The segment that joins the midpoint of two consecutive sides expresses the hypotenuse of right triangle that has as lengths of legs `(2L)/2` and `(2w)/2` .
All these right triangles are alike, hence the hypotenuses are equal and the geometric shape that you form linking the midpoints of consecutive segments represents a rhombus.
You may find the length of side of rhombus using pythagorean theorem in a right triangle such that:
`s^2 = L^2 + w^2 =gt s = sqrt(L^2 + w^2)`
The perimeter of rhoumbus is 4 times the side s such that:
`P = 4s =gt P = 4sqrt(L^2 + w^2)`
The problem provides the length of diagonal of rectangle, hence, you may use pythagorean theorem to link this length to the dimension of rectangle.
`4L^2 + 4w^2 = 144`
Dividing by 4 both sides yields:
`L^2 + w^2 = 36 =gt sqrt(L^2 + w^2) = sqrt 36`
`sqrt(L^2 + w^2) = 6`
You should notice that the formula of perimeter of rhombus contains the factor `sqrt(L^2 + w^2), ` hence, substituting 6 for `sqrt(L^2 + w^2)` yields:
`P = 4*6 cm = 24 cm`
Hence, evaluating the perimeter of rhombus under given conditions yields `P = 24 cm` .

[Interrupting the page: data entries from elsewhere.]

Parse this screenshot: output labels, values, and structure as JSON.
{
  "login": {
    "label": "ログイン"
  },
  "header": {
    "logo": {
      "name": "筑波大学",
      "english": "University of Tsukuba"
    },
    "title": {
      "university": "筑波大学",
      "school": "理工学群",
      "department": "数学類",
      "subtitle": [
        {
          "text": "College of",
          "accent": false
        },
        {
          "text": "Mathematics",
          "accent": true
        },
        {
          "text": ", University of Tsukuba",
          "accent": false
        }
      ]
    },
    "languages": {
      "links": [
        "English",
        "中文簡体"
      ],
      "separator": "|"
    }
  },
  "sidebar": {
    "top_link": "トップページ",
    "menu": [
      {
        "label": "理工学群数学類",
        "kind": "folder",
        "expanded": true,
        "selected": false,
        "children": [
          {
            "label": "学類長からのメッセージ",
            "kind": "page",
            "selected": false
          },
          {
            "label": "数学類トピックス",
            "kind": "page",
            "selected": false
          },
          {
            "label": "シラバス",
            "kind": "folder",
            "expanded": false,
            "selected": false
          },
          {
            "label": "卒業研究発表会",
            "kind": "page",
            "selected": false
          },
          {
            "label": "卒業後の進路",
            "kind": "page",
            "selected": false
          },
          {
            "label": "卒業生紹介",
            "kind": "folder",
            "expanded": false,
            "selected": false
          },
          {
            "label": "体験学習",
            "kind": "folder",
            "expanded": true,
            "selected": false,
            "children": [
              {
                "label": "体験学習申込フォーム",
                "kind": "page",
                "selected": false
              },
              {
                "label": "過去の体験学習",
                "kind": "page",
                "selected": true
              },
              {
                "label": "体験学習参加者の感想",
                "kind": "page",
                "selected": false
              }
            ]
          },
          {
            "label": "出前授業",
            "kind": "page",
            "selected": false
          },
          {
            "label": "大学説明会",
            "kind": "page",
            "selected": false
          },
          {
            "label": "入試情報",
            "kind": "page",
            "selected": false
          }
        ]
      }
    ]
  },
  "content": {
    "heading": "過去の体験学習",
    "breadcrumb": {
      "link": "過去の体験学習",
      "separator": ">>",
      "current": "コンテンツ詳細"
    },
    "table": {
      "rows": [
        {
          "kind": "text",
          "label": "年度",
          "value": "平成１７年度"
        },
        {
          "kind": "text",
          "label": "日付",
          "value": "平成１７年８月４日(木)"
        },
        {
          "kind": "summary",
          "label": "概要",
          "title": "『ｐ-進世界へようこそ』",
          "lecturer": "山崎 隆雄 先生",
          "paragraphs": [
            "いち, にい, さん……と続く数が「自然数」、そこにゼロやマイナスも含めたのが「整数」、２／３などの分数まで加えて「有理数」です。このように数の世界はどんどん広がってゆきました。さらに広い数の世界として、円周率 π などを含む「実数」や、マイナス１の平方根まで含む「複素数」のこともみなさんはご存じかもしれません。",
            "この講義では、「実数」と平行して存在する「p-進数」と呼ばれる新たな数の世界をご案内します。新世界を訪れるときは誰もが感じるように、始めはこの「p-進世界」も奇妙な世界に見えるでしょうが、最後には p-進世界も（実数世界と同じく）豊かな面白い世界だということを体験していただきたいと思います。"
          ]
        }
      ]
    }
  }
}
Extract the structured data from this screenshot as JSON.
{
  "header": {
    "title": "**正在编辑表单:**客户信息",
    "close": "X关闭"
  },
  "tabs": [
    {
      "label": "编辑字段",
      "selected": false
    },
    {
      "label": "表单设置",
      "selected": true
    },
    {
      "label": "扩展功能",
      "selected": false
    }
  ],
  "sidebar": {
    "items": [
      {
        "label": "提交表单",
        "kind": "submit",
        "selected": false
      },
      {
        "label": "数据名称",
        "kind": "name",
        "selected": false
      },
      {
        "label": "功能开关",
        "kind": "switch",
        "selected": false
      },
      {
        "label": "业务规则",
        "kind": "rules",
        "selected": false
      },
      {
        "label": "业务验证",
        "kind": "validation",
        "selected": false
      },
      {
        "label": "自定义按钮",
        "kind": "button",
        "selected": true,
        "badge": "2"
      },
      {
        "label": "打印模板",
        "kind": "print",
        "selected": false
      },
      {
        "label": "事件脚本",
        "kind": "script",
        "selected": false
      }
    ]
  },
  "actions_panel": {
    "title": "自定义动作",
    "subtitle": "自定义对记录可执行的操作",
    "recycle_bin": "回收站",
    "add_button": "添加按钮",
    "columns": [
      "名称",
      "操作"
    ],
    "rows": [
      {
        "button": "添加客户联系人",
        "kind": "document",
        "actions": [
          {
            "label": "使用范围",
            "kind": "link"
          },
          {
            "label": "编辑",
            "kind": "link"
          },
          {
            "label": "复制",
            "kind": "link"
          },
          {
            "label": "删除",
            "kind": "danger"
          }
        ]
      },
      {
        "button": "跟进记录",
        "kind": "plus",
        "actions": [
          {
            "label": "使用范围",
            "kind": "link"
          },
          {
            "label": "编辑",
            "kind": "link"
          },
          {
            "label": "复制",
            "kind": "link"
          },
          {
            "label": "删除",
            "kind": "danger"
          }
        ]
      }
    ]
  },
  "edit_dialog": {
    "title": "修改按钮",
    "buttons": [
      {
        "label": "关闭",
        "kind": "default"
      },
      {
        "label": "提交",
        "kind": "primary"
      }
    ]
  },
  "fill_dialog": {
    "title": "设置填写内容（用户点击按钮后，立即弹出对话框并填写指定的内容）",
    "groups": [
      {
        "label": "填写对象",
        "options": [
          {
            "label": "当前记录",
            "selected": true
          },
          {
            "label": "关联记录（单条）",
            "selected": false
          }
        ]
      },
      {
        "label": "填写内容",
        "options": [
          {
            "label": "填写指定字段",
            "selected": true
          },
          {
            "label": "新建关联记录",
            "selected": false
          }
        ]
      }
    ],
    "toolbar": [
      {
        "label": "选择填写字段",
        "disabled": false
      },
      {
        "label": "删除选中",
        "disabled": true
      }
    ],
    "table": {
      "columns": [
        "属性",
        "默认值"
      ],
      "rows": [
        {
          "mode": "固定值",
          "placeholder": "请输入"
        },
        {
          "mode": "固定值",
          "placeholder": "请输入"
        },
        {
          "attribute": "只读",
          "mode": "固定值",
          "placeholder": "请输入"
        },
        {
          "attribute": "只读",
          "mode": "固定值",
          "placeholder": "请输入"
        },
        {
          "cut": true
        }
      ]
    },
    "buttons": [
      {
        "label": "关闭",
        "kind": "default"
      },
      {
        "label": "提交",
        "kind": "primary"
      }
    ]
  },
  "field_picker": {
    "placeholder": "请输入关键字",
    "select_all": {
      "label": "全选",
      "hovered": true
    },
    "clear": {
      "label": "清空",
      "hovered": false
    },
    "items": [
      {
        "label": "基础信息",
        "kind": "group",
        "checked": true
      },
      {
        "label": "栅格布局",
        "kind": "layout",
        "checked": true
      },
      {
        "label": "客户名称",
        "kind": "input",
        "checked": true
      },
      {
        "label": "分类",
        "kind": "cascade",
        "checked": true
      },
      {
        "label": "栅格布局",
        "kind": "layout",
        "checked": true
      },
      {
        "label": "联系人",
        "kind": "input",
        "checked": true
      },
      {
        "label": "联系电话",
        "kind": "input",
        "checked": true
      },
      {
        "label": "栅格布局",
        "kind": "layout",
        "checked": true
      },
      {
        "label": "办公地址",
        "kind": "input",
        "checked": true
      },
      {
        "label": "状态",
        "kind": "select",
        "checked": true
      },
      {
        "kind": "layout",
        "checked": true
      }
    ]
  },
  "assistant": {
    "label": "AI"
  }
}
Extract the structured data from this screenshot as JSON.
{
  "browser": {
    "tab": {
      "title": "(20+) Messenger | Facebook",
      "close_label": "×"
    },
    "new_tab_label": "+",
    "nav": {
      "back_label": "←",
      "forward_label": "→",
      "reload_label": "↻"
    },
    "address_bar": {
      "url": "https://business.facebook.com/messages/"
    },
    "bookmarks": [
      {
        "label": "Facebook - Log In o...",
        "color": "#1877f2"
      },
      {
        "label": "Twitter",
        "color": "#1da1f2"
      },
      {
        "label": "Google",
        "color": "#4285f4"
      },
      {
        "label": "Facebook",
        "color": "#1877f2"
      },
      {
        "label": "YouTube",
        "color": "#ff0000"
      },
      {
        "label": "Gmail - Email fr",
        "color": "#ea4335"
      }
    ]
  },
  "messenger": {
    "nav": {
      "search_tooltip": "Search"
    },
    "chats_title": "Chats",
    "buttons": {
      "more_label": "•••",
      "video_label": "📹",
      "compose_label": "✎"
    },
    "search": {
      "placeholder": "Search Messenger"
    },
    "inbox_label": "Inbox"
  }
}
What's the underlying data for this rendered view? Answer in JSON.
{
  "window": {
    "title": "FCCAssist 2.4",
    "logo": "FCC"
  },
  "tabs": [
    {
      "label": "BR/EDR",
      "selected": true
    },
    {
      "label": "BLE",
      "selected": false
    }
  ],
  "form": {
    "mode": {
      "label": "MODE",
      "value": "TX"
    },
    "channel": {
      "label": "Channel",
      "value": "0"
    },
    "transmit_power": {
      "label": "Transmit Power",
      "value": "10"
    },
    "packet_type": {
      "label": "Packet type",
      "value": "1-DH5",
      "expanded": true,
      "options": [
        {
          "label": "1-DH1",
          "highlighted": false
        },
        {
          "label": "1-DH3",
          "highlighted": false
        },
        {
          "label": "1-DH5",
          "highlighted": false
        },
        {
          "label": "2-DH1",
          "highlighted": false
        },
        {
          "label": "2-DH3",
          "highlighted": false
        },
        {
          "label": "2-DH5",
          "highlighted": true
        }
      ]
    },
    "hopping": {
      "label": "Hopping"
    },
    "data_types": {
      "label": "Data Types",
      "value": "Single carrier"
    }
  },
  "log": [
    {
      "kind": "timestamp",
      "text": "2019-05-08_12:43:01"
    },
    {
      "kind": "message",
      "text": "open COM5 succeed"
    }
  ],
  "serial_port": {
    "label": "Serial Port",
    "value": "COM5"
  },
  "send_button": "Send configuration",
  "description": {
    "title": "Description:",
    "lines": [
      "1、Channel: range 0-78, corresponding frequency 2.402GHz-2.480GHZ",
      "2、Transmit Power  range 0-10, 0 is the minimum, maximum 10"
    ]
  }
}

Let the sides of the rectangle be x and y.
==> x^2 + y^2 = 12^2
==> x^2 + y^2 = 144
Now, we need to find the perimeter of the shape formed by joining midpoints of the rectangle.
Each side of the new shape ( Rhombus) is the hypotenuse of a right triangle whose sides are (x/2) and (y/2)
Let the sides be h.
==> h^2 = (x/2)^2 + (y/2)^2 = (x^2+y^2)/4
But x^2 + y^2 = 144
==> h^2 = 144/4 = 36
==> h= 6
Then, each side of the rhombus is 6 cm.
==> Then the perimeter is P= 4*6 = 24 cm